“The palace is a palace, a brick building. It’s not where the magic is,’’ Piano reflected on a recent visit.
“The magic is when you get inside,’’ said the 74-year-old Italian architect, whose English is superb, if heavily accented. “What is the suspended atmosphere of the [palace’s interior] courtyard if not lightness? That sense of levitation, of zero gravity.’’
From a terrace overlooking the new addition, Piano betrayed an almost childlike delight in the view of his 70,000-square-foot addition - a structure slightly larger than Gardner’s original. Cultural buildings like the one he’s just added to the museum’s footprint enrich their cities, Piano said, summarizing a design concept that seeks to fully integrate the two edifices, old and new. “They’re not buildings that take possession of the land. They fly on the land. They welcome people. You look for lightness, and you get transparency. You build transparency, and you get accessibility.’’

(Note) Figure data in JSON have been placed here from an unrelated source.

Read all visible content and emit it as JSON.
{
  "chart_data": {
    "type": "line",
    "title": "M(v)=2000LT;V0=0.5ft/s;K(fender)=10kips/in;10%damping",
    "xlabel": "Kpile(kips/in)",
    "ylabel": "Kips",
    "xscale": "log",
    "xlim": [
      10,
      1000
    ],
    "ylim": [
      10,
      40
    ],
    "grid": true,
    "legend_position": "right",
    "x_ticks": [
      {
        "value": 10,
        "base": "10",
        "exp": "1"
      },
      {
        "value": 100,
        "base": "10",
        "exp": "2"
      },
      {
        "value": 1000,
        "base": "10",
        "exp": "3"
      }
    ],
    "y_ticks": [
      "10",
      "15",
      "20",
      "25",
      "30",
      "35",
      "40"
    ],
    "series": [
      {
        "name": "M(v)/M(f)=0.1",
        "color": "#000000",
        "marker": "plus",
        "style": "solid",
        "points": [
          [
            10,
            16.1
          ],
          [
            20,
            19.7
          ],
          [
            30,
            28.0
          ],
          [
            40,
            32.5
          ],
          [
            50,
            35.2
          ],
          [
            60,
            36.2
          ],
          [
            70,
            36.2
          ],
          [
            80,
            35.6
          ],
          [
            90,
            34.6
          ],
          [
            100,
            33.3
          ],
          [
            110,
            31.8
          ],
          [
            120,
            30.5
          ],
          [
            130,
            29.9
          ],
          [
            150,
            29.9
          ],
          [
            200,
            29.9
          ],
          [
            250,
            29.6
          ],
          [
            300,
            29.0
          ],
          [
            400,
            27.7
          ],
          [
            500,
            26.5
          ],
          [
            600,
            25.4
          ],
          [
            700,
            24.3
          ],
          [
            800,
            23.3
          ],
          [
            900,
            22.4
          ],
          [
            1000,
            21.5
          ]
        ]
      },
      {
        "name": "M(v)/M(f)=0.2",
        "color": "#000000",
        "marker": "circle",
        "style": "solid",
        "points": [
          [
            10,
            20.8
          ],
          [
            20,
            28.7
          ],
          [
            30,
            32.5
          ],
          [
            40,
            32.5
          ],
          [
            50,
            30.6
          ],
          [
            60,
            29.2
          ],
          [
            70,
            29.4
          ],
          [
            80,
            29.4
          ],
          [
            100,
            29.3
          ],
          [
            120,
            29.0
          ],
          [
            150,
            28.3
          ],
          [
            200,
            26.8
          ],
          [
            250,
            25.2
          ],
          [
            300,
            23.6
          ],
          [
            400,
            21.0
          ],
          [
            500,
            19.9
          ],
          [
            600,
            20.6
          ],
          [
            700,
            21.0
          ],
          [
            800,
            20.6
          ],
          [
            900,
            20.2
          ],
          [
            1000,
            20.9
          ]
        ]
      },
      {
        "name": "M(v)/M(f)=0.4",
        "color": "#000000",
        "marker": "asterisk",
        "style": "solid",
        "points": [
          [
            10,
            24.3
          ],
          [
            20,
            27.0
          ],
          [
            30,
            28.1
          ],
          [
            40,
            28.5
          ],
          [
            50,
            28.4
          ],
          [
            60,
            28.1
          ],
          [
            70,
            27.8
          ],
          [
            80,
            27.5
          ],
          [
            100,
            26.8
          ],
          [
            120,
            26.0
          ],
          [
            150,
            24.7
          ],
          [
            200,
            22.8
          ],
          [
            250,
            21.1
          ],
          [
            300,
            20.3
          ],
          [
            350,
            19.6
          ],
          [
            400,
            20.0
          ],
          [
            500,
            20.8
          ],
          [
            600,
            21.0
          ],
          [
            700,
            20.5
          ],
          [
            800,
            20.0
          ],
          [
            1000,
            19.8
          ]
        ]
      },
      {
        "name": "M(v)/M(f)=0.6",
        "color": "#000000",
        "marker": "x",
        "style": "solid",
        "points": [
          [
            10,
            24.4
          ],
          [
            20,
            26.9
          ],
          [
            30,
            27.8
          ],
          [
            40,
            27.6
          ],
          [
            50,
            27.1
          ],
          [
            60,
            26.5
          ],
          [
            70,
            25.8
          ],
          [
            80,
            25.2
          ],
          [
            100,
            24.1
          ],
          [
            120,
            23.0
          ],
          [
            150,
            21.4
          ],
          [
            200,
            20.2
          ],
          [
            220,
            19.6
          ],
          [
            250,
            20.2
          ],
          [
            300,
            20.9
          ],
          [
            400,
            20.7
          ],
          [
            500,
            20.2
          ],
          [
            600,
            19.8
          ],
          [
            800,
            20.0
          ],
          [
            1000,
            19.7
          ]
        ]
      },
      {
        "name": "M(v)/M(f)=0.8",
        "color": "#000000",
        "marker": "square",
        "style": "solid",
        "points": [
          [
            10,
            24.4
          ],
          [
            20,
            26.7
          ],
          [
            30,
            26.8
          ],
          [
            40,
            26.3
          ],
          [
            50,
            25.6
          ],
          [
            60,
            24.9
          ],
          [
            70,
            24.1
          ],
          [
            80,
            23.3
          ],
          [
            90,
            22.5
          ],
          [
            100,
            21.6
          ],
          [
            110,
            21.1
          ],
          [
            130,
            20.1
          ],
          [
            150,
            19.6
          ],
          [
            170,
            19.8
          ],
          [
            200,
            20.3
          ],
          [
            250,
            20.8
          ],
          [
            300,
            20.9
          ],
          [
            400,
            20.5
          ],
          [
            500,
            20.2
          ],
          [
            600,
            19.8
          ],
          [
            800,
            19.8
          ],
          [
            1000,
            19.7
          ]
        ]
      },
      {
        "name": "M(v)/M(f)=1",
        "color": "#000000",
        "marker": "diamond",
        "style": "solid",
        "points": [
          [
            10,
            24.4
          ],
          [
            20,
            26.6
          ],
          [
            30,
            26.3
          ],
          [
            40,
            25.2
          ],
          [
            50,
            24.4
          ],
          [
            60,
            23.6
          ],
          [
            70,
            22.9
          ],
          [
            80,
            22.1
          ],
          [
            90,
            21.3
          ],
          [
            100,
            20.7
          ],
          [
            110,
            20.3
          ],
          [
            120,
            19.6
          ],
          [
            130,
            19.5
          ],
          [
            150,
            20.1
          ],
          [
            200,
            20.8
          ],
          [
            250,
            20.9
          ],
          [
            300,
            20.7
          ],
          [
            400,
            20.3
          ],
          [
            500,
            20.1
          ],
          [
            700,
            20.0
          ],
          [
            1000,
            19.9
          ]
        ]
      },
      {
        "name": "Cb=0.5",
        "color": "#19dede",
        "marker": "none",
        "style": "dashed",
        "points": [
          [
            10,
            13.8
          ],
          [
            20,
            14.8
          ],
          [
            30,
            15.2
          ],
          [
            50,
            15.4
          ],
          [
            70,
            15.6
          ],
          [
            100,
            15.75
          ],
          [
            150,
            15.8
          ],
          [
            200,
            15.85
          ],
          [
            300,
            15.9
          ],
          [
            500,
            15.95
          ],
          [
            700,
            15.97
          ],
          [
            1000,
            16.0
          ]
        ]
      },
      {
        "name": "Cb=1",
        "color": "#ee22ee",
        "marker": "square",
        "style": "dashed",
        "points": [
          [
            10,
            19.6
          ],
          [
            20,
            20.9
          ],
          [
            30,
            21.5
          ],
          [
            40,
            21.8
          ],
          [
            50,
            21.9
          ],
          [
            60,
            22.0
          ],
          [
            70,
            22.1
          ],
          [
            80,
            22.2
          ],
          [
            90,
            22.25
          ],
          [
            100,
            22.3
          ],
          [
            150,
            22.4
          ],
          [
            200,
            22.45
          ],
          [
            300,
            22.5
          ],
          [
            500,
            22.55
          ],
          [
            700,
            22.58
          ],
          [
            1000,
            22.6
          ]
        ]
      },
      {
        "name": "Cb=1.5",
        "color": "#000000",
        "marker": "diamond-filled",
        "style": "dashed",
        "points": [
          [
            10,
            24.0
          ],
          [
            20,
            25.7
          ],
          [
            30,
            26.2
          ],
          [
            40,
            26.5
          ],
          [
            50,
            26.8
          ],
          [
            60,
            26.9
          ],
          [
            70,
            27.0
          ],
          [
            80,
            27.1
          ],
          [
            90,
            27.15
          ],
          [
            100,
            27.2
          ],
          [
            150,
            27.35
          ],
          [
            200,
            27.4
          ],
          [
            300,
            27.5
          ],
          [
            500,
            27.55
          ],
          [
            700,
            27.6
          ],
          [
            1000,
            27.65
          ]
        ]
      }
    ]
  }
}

Behind the $114 million addition’s facades of glass and patinated copper are a gallery for special exhibitions, a performance center, offices, public rooms, conservation labs, and greenhouses. The new visitors’ entrance opens onto a lobby that’s visible through glass walls from the street.
The project’s aesthetic approach is informed by multiple sources, according to the architect, whose Renzo Piano Building Workshop maintains offices in Paris, New York, and Genoa, Italy.
“It comes from Isabella Gardner,’’ he said. “It comes from my personal story. It comes from a social vision of a cultural building that has a duty to create that sense of attraction.’’
Piano’s team has also designed The New York Times headquarters in Manhattan, the Centre Pompidou in Paris, San Francisco’s California Academy of Sciences, and the Nasher Sculpture Center in Dallas, among other buildings of architectural distinction. Current projects include a renovation and expansion of the Harvard Art Museums, a major addition to the Kimbell Art Museum in Fort Worth, and a new downtown Manhattan home for the Whitney Museum of American Art.